L'installation de Ko Siu Lan, qui détournait le slogan "Travailler plus pour gagner plus" de Nicolas Sarkozy, a été décrochée de la façade de l'école des Beaux-Arts. L'artiste chinoise dénonce "une censure très brutale".
L'école des Beaux-Arts a décroché de sa façade une installation réalisée par l’artiste chinoise Ko Siu Lan que la direction juge "trop explosive". L’œuvre, qui détourne le slogan de campagne du candidat Nicolas Sarkozy lors de la présidentielle de 2007, "travailler plus pour gagner plus", se compose de deux grandes bannières noires sur lesquelles on peut lire au recto "gagner plus" et au verso "travailler moins". L'installation s'inscrivait dans le cadre de l’exposition "Week-end de sept jours" démarrant vendredi aux Beaux-Arts, en partenariat avec le Royal College of Art de Londres et le Lasalle College of the Arts à Singapour.
Ko Siu Lan qualifie la démarche de la direction du musée de "contrôle quasi-fasciste de l’art". "C’est très choquant, et très douloureux. En Chine, on s’attendrait à ce type de censure, mais en France !", s’insurge-t-elle.
Elle rejette l’argument de la direction des Beaux-Arts, qui affirme que l’œuvre porte atteinte "à la neutralité du service public". "Les directeurs manquent de courage moral et je pense qu’ils ne savent pas bien de quoi ils parlent. Qui sont-ils pour juger de ce qui est neutre ou pas ?", demande-t elle. Et d'ajouter : "La France, ce n’est malheureusement pas le ‘Libérté, Egalité, Fraternité’ que tout le monde croit."
"Acte de censure"
L’artiste a été averti mercredi soir de la décision de retirer son œuvre par un e-mail de la commissaire de l’exposition, Clare Caroin, du Royal College of Art de Londres. Dans cet e-mail, communiqué à FRANCE 24, la commissaire explique avoir été convoquée par la direction de l’école nationale supérieure des Beaux-Arts pour être informée de la décision de la direction, à laquelle elle a tenté en vain de s’opposer.
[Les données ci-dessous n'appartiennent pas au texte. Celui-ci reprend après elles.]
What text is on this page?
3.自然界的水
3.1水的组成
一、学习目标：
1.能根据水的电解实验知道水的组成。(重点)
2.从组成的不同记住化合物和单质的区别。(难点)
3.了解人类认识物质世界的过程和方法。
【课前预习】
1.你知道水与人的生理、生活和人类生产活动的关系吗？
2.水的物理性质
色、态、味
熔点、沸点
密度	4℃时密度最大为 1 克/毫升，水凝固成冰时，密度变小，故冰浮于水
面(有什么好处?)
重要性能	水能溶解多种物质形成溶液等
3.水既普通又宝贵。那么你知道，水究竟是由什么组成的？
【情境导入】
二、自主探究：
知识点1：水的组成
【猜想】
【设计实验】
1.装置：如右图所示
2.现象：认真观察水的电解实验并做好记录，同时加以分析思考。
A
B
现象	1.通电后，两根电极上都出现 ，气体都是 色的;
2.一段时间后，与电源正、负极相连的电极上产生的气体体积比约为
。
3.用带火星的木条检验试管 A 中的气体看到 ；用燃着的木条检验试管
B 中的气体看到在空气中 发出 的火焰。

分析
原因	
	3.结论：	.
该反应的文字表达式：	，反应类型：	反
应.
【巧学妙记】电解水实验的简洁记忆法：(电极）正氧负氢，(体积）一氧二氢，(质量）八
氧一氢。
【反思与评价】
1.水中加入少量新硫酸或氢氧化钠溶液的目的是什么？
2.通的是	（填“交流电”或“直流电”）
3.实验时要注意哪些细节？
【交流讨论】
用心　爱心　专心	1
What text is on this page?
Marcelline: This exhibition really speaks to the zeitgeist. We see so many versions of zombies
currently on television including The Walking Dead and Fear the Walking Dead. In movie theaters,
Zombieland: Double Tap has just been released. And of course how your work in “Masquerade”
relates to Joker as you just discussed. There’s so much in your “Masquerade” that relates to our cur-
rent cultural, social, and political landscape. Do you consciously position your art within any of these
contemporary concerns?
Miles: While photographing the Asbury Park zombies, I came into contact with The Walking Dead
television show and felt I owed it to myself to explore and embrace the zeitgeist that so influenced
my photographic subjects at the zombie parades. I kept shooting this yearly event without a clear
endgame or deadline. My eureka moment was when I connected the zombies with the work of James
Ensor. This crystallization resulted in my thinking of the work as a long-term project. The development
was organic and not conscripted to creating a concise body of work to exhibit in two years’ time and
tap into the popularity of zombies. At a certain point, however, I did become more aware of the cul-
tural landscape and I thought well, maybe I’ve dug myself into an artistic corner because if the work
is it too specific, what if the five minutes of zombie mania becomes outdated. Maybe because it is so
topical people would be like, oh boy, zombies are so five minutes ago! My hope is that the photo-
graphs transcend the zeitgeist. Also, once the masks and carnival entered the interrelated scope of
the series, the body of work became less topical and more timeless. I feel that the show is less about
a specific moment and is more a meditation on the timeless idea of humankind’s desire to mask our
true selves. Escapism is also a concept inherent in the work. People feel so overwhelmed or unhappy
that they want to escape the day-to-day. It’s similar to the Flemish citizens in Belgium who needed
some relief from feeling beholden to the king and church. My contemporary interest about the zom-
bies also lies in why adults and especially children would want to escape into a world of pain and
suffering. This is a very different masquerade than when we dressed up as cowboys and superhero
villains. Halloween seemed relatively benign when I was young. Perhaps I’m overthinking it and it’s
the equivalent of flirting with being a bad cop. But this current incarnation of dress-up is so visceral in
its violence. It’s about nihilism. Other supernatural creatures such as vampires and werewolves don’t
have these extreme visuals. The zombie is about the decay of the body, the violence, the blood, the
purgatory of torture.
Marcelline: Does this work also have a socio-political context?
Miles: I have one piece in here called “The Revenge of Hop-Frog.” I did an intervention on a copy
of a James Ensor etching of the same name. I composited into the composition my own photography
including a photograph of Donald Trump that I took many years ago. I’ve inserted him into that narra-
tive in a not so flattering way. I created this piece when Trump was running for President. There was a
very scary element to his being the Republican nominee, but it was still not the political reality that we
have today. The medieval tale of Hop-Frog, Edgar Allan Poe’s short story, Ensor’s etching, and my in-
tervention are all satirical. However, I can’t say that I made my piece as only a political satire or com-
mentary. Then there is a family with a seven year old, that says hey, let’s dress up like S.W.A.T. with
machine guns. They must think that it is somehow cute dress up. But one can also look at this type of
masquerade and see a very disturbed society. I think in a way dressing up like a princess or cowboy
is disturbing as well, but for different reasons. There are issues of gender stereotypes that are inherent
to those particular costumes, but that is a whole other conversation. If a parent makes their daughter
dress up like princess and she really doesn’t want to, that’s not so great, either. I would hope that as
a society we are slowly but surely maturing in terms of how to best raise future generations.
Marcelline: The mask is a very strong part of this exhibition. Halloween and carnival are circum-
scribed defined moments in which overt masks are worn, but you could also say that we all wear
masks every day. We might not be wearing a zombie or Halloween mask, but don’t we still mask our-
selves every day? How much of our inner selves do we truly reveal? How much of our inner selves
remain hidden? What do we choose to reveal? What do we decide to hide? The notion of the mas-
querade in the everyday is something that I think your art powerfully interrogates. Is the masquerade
Le directeur Henry-Claude Cousseau "m'a dit que [ton] travail était trop explosif pour rester in situ et que certains membres de l'école et des personnes du ministère de l'Education s'en offusquaient déjà", écrit Clare Carolin à l'artiste. La direction "m'a dit aussi que le moment était délicat car l'école est en train de renouveler sa convention de financement avec le ministère", ajoute-t-elle. "J'ai répondu [...] qu'enlever ou changer de place cette œuvre constituerait un acte de censure et que je n'étais pas prête à accepter que mon exposition soit censurée. Quand je suis sortie de réunion, l'œuvre avait déjà été enlevée", poursuit Clare Carolin.
Contexte politique
Dans un communiqué, l'école des Beaux-arts de Paris affirme que l'artiste a accroché son œuvre à l'extérieur "sans que la direction de l'établissement en soit informée". "Sans titre, sans nom d'auteur, sans mention relative à l'exposition, le caractère de l'œuvre se réfère explicitement à un contexte politique. Son auteur a souhaité, par la présentation sur la voie publique, utiliser spectaculairement comme médiation de son message un bâtiment de l'Etat voué à l'enseignement", explique l’école, qui estime avoir été "manipulée".
L’artiste a déclaré à FRANCE 24 qu’elle refusait que l’œuvre soit réinstallée à l’intérieur du bâtiment, comme le propose la direction de l’école. "Cela porterait atteinte à l’intégrité de mon œuvre, elle n’aurait plus aucun sens", expliqua-t-elle.